Illdong Pharmaceutical Group is developing sustainable medicine, medical supplies and quarantine products in the worth with $44.26 million to assist people’s life. The main medical supply which is named ‘Aronamin’ was also introduced in the exhibition during the 2019 HLPF at the UN Headquarters.
The masks that were manufactured by ASD and Ildong Pharmaceutical could rescue people’ life by providing to 400,000 people under the COVID-19 crisis. Additionally, job opportunities could be provided to many people in the area of mask production which requires manual processing.
Above all people will have greater awareness regarding ‘Well-being’ and ‘Eco-friendly’
actions after dealing with COVID-19. We are attempting continuously to accelerate the implementation of SDGs with sustainable enterprises such as the Ildong Pharmaceutical Group and the cooperation model which is created with ASD could also play the vital role in promoting industrial circles of the world to attain the SDGs.
The roles of the government, civil society and the National Assembly are significant for the attainment of SDGs.
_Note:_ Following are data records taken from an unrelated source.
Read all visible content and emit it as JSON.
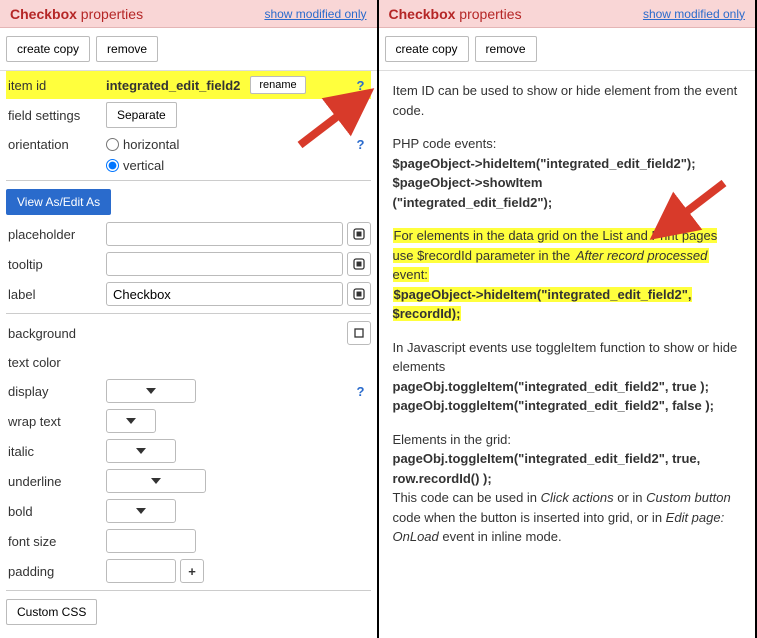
{
  "header": {
    "title_bold": "Checkbox",
    "title_rest": " properties",
    "link": "show modified only"
  },
  "buttons": {
    "create_copy": "create copy",
    "remove": "remove"
  },
  "fields": {
    "item_id": {
      "label": "item id",
      "value": "integrated_edit_field2",
      "rename": "rename"
    },
    "field_settings": {
      "label": "field settings",
      "button": "Separate"
    },
    "orientation": {
      "label": "orientation",
      "horizontal": "horizontal",
      "vertical": "vertical"
    },
    "view_as": "View As/Edit As",
    "placeholder": {
      "label": "placeholder"
    },
    "tooltip": {
      "label": "tooltip"
    },
    "label_field": {
      "label": "label",
      "value": "Checkbox"
    },
    "background": {
      "label": "background"
    },
    "text_color": {
      "label": "text color"
    },
    "display": {
      "label": "display"
    },
    "wrap_text": {
      "label": "wrap text"
    },
    "italic": {
      "label": "italic"
    },
    "underline": {
      "label": "underline"
    },
    "bold": {
      "label": "bold"
    },
    "font_size": {
      "label": "font size"
    },
    "padding": {
      "label": "padding"
    },
    "custom_css": "Custom CSS"
  },
  "help_q": "?",
  "plus": "+",
  "doc": {
    "p1": "Item ID can be used to show or hide element from the event code.",
    "p2a": "PHP code events:",
    "p2b": "$pageObject->hideItem(\"integrated_edit_field2\");",
    "p2c": "$pageObject->showItem",
    "p2d": "(\"integrated_edit_field2\");",
    "p3a": "For elements in the data grid on the List and Print pages use $recordId parameter in the ",
    "p3b": "After record processed",
    "p3c": " event:",
    "p3d": "$pageObject->hideItem(\"integrated_edit_field2\", $recordId);",
    "p4a": "In Javascript events use toggleItem function to show or hide elements",
    "p4b": "pageObj.toggleItem(\"integrated_edit_field2\", true );",
    "p4c": "pageObj.toggleItem(\"integrated_edit_field2\", false );",
    "p5a": "Elements in the grid:",
    "p5b": "pageObj.toggleItem(\"integrated_edit_field2\", true, row.recordId() );",
    "p5c1": "This code can be used in ",
    "p5c2": "Click actions",
    "p5c3": " or in ",
    "p5c4": "Custom button",
    "p5c5": " code when the button is inserted into grid, or in ",
    "p5c6": "Edit page: OnLoad",
    "p5c7": " event in inline mode."
  }
}
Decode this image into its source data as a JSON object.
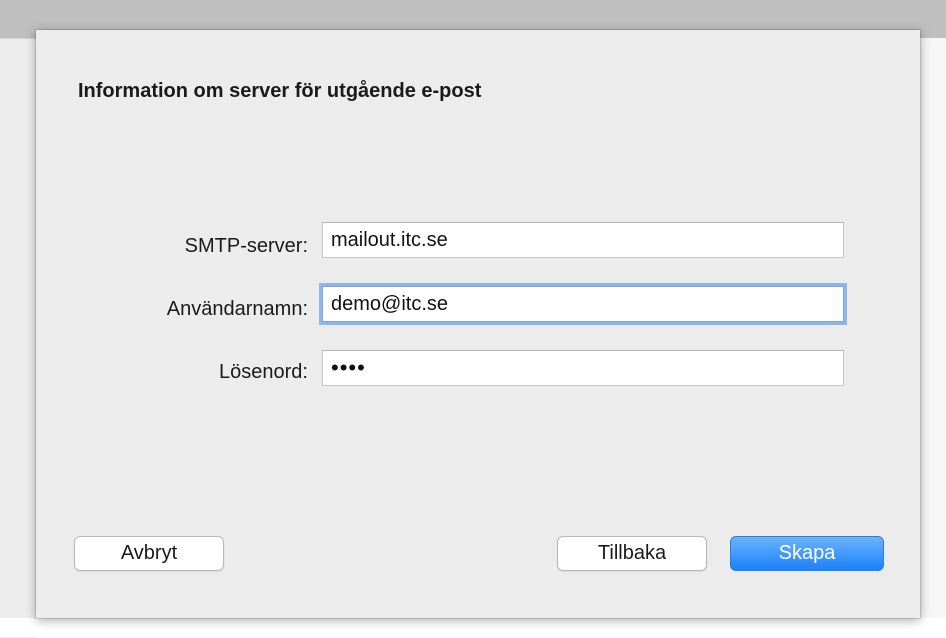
{
  "dialog": {
    "title": "Information om server för utgående e-post"
  },
  "form": {
    "smtp_server": {
      "label": "SMTP-server:",
      "value": "mailout.itc.se"
    },
    "username": {
      "label": "Användarnamn:",
      "value": "demo@itc.se"
    },
    "password": {
      "label": "Lösenord:",
      "value": "••••"
    }
  },
  "buttons": {
    "cancel_label": "Avbryt",
    "back_label": "Tillbaka",
    "create_label": "Skapa"
  },
  "colors": {
    "accent": "#1a82fb",
    "focus_ring": "#8fb6e8",
    "dialog_background": "#ececec"
  }
}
Yet, the participation rate of private enterprises could have
opportunity and economic development in each section. The activities related to the SDGs of the Ildong Pharmaceutical Group is an exemplary case that can be implemented through participation in the SDGs field by other companies.
102. Kosar Mashiz (Hazrat Zahra) Charity
Education is one of the most transformative and sustainable long-term solutions for establishing economic growth, increasing shared prosperity, accelerating peace and social cohesion, plus preventing social harm and building resilience. Accordingly Obtaining quality education is the foundation to creating sustainable development.
To accelerate progress across the 2030 Agenda, educating childrens’ needs to be placed at the core of sustainable development, driven by greater political commitment, scaled- up solutions, more resources, and societal mobilization.
Kosar Mashiz Charity suggests a few key points and pathways to accelerate the 2030 agenda:
Prioritizing inclusion and equity in education; highlighting the most disadvantaged and vulnerable children plus promoting a culture of inclusion in and throughout education systems, to reach all learners from the early years.
Ensuring that education policies highlights gender equality, removes all barriers to girls’ completion of 12 years of free, publicly funded, compulsory quality compulsory education, and encourage their participation in all fields
Expanding investment in early childhood care and education to counter disadvantages and set the foundations for successful learning in school.
Acknowledging talents of individuals (especially vulnerable children) plus providing opportunities to grow their skills and talents.
Scale up investment in teachers through better training, professional development and decent working conditions, improved social and health care support, as well as the development of teacher communities.
Kosar Mashiz Charity foresees that these major pathways would be efficient and effective in accelerating the process; we must push ourselves to strategically, intelligently and efficiently balance at global level and in universal justice the synchronization with all the people of the world and their activities and representations, so that relative peace and equity could flourish.